Szenario

A trust between the SAML 2.0 IdP and SP is created. A user tries to log on to NetWeaver and after successfully logging in at the IdP, the SP is denying access.

Problem

Using the diag tool to get a trace of the SAML 2.0 logon. The incoming request after the user logged on at the IdP and is redirected is shown in the screensot below.
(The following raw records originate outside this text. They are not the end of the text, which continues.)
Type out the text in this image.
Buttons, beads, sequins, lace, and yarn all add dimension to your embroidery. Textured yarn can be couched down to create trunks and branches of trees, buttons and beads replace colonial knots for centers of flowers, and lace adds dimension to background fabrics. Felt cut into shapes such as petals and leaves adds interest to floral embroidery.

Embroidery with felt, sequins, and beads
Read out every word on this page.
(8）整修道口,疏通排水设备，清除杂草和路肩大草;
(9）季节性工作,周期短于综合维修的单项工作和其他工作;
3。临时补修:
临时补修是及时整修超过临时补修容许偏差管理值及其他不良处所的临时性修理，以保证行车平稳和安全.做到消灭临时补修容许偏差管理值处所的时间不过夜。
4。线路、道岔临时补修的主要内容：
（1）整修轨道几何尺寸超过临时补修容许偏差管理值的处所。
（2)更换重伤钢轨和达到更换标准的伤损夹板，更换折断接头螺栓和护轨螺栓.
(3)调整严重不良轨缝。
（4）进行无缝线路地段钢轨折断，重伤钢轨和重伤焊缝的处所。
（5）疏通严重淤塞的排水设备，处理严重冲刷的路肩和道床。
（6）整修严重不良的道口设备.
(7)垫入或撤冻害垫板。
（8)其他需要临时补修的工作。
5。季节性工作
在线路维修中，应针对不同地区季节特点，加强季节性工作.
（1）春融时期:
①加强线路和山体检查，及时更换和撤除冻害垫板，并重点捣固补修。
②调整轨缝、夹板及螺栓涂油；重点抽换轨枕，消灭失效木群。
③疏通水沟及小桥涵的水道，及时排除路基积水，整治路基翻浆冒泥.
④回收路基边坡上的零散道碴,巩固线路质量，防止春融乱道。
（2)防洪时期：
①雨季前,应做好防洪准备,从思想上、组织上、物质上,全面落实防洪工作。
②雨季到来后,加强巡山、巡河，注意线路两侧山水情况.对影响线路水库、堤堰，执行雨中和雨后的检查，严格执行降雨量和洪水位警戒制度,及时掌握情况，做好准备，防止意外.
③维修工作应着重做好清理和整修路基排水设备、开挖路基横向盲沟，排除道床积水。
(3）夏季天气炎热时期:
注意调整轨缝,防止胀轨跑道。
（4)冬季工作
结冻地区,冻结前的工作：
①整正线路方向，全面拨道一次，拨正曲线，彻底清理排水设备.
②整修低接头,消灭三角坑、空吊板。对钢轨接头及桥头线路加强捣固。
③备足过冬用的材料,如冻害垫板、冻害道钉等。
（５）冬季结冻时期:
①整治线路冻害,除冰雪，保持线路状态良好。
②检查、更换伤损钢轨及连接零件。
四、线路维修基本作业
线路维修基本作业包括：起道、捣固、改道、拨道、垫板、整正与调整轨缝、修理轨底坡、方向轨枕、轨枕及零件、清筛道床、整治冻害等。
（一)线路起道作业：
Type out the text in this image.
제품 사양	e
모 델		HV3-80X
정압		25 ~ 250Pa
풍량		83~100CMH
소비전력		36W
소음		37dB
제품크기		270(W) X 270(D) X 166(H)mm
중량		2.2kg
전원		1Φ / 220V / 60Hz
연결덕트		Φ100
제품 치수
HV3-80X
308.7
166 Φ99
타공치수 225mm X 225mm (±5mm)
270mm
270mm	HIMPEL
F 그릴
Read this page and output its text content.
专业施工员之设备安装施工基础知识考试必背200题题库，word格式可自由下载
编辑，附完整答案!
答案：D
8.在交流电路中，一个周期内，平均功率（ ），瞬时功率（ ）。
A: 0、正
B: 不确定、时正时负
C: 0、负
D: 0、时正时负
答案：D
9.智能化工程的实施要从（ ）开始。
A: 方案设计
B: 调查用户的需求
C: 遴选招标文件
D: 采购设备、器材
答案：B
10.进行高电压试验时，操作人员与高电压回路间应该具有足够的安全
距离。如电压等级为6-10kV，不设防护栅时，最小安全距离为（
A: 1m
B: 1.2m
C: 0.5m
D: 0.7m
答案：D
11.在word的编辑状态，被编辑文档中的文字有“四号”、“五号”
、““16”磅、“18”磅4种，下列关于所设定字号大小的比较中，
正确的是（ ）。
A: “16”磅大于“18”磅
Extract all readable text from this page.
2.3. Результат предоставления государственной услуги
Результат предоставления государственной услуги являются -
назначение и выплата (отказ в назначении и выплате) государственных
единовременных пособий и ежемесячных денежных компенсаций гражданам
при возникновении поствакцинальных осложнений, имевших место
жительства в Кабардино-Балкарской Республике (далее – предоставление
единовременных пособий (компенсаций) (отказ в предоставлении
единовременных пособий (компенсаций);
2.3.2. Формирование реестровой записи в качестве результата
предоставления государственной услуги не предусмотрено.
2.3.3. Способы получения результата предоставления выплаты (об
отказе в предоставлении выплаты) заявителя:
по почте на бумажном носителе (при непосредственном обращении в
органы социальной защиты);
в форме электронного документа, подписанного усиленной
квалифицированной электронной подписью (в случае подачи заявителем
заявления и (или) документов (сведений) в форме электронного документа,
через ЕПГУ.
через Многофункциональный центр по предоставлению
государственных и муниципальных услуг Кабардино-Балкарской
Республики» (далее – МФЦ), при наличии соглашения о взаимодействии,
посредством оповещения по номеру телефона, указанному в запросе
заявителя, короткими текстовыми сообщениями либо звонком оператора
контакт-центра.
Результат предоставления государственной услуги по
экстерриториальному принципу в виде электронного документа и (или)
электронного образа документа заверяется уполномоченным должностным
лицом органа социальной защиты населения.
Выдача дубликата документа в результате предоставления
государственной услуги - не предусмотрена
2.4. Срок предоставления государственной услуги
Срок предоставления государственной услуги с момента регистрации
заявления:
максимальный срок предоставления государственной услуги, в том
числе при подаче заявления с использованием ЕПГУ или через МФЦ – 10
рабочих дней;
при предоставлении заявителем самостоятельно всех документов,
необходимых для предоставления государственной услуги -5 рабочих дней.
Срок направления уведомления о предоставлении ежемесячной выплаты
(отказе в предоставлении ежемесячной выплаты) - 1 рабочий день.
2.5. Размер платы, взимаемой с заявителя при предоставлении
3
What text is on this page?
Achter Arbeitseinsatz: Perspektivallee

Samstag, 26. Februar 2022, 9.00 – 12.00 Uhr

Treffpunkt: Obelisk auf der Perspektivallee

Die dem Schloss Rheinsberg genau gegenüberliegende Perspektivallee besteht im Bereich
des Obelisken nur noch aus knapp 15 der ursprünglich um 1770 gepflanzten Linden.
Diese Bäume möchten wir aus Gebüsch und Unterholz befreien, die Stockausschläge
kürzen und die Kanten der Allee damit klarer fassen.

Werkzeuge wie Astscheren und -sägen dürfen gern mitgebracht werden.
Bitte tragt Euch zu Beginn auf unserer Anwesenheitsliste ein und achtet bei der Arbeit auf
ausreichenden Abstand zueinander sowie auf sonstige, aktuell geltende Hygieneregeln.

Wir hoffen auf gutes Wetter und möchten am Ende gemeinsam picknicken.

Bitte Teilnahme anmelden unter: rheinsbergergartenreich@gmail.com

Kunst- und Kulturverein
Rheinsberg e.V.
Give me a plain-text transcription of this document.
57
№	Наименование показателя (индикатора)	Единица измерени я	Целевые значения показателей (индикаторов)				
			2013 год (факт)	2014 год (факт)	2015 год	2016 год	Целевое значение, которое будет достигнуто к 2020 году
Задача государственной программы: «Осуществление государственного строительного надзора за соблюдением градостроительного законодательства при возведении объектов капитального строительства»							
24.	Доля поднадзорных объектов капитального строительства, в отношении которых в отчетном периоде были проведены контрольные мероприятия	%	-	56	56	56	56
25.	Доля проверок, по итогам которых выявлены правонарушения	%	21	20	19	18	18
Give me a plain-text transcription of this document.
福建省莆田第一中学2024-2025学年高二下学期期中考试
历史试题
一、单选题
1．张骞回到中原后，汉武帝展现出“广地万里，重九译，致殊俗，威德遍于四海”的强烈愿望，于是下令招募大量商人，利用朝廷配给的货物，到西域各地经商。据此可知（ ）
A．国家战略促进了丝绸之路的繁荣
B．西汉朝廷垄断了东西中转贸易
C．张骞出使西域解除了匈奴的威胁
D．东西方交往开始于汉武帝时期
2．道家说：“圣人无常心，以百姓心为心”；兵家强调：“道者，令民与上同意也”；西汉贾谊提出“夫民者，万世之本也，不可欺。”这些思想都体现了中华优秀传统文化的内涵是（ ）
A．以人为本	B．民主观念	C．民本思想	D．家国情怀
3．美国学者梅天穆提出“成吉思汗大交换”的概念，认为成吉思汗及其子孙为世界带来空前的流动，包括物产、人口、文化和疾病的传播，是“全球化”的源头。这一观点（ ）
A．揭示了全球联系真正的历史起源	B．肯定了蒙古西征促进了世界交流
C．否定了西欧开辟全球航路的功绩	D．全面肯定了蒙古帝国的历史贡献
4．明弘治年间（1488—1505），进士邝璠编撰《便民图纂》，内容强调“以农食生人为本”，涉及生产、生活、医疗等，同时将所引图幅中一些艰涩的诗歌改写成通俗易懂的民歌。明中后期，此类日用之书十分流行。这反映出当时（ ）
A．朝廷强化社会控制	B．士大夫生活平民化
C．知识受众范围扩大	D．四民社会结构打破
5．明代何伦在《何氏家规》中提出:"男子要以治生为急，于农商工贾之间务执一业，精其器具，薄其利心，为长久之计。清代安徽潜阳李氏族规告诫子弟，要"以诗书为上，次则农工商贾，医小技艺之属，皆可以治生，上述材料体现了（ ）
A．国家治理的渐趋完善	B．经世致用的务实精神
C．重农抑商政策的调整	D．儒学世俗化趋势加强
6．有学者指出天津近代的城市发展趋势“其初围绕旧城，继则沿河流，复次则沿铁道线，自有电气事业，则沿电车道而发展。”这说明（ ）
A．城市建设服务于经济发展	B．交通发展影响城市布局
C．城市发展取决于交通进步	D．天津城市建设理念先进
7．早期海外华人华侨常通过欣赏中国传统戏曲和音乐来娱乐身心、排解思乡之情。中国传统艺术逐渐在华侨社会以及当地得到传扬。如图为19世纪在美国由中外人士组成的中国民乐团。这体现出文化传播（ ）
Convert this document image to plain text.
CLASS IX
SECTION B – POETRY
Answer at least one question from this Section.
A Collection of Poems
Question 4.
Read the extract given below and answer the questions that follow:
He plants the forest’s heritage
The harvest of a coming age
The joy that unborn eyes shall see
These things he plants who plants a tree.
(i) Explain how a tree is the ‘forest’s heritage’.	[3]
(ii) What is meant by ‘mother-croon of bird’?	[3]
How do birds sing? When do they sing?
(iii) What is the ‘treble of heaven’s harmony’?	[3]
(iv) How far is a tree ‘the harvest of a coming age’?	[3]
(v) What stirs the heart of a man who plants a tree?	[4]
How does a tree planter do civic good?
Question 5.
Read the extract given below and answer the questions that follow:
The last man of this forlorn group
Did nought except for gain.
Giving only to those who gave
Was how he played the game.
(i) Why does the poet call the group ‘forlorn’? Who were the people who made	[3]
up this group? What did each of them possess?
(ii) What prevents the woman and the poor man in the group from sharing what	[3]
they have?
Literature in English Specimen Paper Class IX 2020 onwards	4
In the diag tool, scroll down to the errors that are marked in red.

Root Cause

The root error causing the SAML 2.0 logon to fail is written in the log:

CX_SAML20_CORE: Message is not signed.

SP (client 001 ): Exception raised: SAML20 SAML20 CX_SAML20_CORE: Fehler bei Validierung der Nachricht 'Response'. Long text: Fehler bei Validierung der Nachricht 'Response'. SAML20     at CL_SAML20_RESPONSE->VALIDATE_ASSERTION(Line 57) SAML20     at CL_SAML20_RESPONSE->VALIDATE(Line 64) SAML20     at CL_SAML20_SSO->VALIDATE_RESPONSE(Line 91) SAML20     at CL_HTTP_SAML20->PROCESS_LOGON(Line 345) SAML20     at CL_HTTP_EXT_SAML20->PROCESS_SSO(Line 70) SAML20     at CL_HTTP_EXT_SAML20->IF_HTTP_EXTENSION~HANDLE_REQUEST(Line 115) SAML20     at CL_HTTP_SERVER->EXECUTE_REQUEST(Line 801) SAML20 Caused by: CX_SAML20_CORE: Nachricht SAML2_ASSERTION ist nicht signiert. Long text: Nachricht SAML2_ASSERTION ist nicht signiert. SAML20     at CL_SAML20_ABSTRACT_MSG->PARSE_XML(Line 206) SAML20     at CL_SAML20_ASSERTION->CREATE_FROM_XML(Line 53) SAML20     at CL_SAML20_RESPONSE->VALIDATE_ASSERTION(Line 32) SAML20     at CL_SAML20_RESPONSE->VALIDATE(Line 64) SAML20     at CL_SAML20_SSO->VALIDATE_RESPONSE(Line 91) SAML20     at CL_HTTP_SAML20->PROCESS_LOGON(Line 345) SAML20     at CL_HTTP_EXT_SAML20->PROCESS_SSO(Line 70) SAML20     at CL_HTTP_EXT_SAML20->IF_HTTP_EXTENSION~HANDLE_REQUEST(Line 115) SAML20     at CL_HTTP_SERVER->EXECUTE_REQUEST(Line 801)

Solution

The SP is configured to only accept a SAMLResponse from the IdP that is signed. Therefore, the IdP must be configured to sign SAMLResponse. In Keylcoak, activate signing for the client.

Result

The assertion is now validated successfully.